21 Nisan 2010 Çarşamba

Baba ile Sohbet

 Evi bir güzel dağıttı. Annesi eve gelmeden evden kaçtı. Darmadağınık evi gören annesi ona kızacaktı, biliyordu. Dışarıya çıkıp abisiyle buluştu. Yürüdüler. Gece yarısına yakın abisini eve bıraktı. "Hazır buraya kadar gelmişken" dedi "babama da uğrayayım".

 Babasının evinin dış kapısını açık görünce şaşırdı. Babasının köpeği Zeyna kaçmasın diye kapı kapalı tutulur genelde. Bahçe kapısından girdi. Dış kapının önüne geldi. Babasını ikili koltuğunda uzanmış televizyon izlerken buldu. Islık çaldı. Herhangi bir melodi işte. Babası doğruldu. Kalkıp kapıyı açtı, "hoşgeldin oğlum" dedi.

 -N'apıyorsun baba nasılsın?
 -Ne yapayım be oğlum, oturuyorum işte, sen ne yapıyorsun? Para mı isteyeceksin, diyip güldü babası.
 -Amma yaptın baba sırf para istemeye mi geliyorum uğradım işte. Hayırdır ne izliyorsun?
 -Futbol, nostalji.
 -Aa Romanya maçı, Hagi var mı maçta?
 -Olmaz mı, Popescu bile var.

 ...

 Baba oğul Cimbom'lu ikili bir Galatasaray muhabbeti tutturdu sonra. Öyle ki konu Metin Oktay'a kadar geldi. Sonra amatör olarak futbol oynadığı yıllardan bahsetti baba.
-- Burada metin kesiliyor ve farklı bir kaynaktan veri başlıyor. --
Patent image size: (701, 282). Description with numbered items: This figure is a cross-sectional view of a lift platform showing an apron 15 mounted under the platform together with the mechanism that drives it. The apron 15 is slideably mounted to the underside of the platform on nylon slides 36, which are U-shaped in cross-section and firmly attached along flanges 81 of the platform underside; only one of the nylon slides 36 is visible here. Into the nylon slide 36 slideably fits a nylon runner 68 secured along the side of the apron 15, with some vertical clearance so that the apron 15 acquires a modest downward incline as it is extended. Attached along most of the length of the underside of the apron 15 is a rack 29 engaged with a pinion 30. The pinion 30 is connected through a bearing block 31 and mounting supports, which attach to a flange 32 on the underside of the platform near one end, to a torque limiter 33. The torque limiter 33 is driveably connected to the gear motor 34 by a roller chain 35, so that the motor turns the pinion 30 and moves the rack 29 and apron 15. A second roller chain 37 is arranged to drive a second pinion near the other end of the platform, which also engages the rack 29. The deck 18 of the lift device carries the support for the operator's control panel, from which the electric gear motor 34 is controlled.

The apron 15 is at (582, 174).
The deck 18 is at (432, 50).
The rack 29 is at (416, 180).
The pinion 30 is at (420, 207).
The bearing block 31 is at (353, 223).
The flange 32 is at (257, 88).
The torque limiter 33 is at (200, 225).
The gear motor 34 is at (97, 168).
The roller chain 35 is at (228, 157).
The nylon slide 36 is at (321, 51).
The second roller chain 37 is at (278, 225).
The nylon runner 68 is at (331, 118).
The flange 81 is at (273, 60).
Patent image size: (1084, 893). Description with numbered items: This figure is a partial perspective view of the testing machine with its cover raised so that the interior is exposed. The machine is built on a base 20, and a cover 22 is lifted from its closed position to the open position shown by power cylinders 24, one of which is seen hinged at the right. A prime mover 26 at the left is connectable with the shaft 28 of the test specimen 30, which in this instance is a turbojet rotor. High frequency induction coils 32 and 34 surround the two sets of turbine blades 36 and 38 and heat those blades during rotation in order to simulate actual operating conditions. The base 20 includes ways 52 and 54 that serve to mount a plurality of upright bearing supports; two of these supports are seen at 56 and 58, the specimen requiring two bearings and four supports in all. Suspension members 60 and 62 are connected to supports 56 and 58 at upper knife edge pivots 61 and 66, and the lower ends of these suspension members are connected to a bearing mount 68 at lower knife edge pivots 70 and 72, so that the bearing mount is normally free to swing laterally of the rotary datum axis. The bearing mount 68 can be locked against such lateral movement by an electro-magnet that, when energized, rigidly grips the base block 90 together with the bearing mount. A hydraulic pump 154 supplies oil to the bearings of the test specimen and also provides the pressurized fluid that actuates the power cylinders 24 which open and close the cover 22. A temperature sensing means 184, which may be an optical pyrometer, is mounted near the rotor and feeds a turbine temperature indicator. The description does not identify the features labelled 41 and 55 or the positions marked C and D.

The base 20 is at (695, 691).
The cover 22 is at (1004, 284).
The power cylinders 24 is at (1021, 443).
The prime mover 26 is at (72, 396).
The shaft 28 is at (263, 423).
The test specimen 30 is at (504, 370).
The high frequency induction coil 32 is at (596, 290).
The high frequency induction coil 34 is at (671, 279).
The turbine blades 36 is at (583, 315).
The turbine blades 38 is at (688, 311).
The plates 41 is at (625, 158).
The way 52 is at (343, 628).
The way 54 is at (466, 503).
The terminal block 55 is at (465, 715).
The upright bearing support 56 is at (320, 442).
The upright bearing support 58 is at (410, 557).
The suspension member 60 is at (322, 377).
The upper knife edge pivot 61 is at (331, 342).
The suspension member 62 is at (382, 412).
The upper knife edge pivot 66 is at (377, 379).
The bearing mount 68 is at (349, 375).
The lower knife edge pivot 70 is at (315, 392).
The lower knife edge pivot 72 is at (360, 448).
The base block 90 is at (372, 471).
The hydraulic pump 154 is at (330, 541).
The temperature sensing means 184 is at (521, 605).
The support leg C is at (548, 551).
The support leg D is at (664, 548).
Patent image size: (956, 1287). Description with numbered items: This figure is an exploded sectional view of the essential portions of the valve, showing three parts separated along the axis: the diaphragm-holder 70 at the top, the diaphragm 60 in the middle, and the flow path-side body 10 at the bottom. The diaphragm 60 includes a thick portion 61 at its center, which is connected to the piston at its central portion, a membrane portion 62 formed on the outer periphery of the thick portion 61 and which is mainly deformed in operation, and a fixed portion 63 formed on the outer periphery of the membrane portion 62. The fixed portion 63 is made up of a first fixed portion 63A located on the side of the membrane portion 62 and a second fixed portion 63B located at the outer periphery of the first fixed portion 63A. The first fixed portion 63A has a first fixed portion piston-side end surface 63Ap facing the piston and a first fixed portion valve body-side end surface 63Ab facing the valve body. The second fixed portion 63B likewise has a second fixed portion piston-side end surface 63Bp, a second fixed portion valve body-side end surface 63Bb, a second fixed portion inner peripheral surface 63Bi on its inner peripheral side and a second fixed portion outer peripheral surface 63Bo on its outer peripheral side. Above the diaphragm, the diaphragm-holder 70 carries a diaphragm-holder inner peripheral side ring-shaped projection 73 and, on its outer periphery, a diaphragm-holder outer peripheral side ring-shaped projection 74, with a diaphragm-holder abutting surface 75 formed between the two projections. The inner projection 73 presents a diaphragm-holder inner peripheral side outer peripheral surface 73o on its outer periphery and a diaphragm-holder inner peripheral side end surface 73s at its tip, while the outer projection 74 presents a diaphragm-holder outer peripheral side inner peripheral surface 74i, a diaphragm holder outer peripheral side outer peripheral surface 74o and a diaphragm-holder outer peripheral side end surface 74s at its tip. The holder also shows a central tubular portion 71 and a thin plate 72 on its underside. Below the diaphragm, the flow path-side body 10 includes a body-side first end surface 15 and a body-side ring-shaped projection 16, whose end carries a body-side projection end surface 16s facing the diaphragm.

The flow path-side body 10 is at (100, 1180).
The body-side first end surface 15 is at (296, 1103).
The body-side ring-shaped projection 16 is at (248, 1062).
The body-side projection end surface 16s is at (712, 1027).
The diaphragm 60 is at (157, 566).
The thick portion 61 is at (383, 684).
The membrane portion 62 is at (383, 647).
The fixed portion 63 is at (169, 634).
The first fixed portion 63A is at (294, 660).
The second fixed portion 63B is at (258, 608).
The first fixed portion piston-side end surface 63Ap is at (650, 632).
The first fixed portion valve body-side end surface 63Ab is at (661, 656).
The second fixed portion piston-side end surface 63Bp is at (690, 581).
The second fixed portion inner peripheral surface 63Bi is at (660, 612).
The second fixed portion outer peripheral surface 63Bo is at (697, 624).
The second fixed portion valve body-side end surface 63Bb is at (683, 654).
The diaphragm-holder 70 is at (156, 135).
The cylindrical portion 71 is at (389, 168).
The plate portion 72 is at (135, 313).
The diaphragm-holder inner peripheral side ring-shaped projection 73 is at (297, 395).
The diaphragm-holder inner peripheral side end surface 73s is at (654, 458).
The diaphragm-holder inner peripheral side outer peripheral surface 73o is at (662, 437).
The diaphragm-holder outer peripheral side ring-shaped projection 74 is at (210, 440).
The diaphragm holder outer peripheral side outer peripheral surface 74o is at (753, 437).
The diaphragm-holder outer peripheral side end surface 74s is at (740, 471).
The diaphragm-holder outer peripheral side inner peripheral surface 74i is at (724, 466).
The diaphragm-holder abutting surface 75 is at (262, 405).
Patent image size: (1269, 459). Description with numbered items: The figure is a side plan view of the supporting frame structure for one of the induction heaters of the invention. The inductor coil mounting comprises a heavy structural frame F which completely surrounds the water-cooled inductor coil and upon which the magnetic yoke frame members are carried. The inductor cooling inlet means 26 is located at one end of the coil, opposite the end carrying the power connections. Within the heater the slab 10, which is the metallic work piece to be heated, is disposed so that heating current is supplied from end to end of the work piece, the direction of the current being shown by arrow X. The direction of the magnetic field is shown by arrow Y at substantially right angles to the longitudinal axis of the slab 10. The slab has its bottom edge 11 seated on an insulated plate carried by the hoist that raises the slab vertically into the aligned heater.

Mert de hiç olmazsa amatör olarak futbol oynamak istiyordu. Aslında daha önce üç kez dinlediği bu "amatör futbol hikayeleri" ona sıkıcı gelirdi, ama o da hevesleniyordu işte, susup dinledi babasını.

 Faruk Hoca'nın telefonu çalıp sustu. Çağrı geldi yani. "Ee ben buradayım, kardeşim içeride uyuyor, kim ki bu?" dedi Mert. Çağrı bırakıp babasının geri aramasını isteyenler kardeşiyle kendisiydi onun bildiği kadarıyla. "Kenan Amcandır" dedi Faruk Hoca. "Beleşçi" dedi güldü.

 Kenan ismindeki arkadaşını geri arayıp on dakika kadar onunla konuştu Faruk Hoca. Telefonu kapatıp biraz Kenan'ı çekiştirdi oğluyla beraber. O gün yine alkollüydü Faruk Hoca. Kenanla konuşurken söylemişti telefonda. "Dört bardak rakı içtim ben de, otuz beşlik bitmek üzere" demişti.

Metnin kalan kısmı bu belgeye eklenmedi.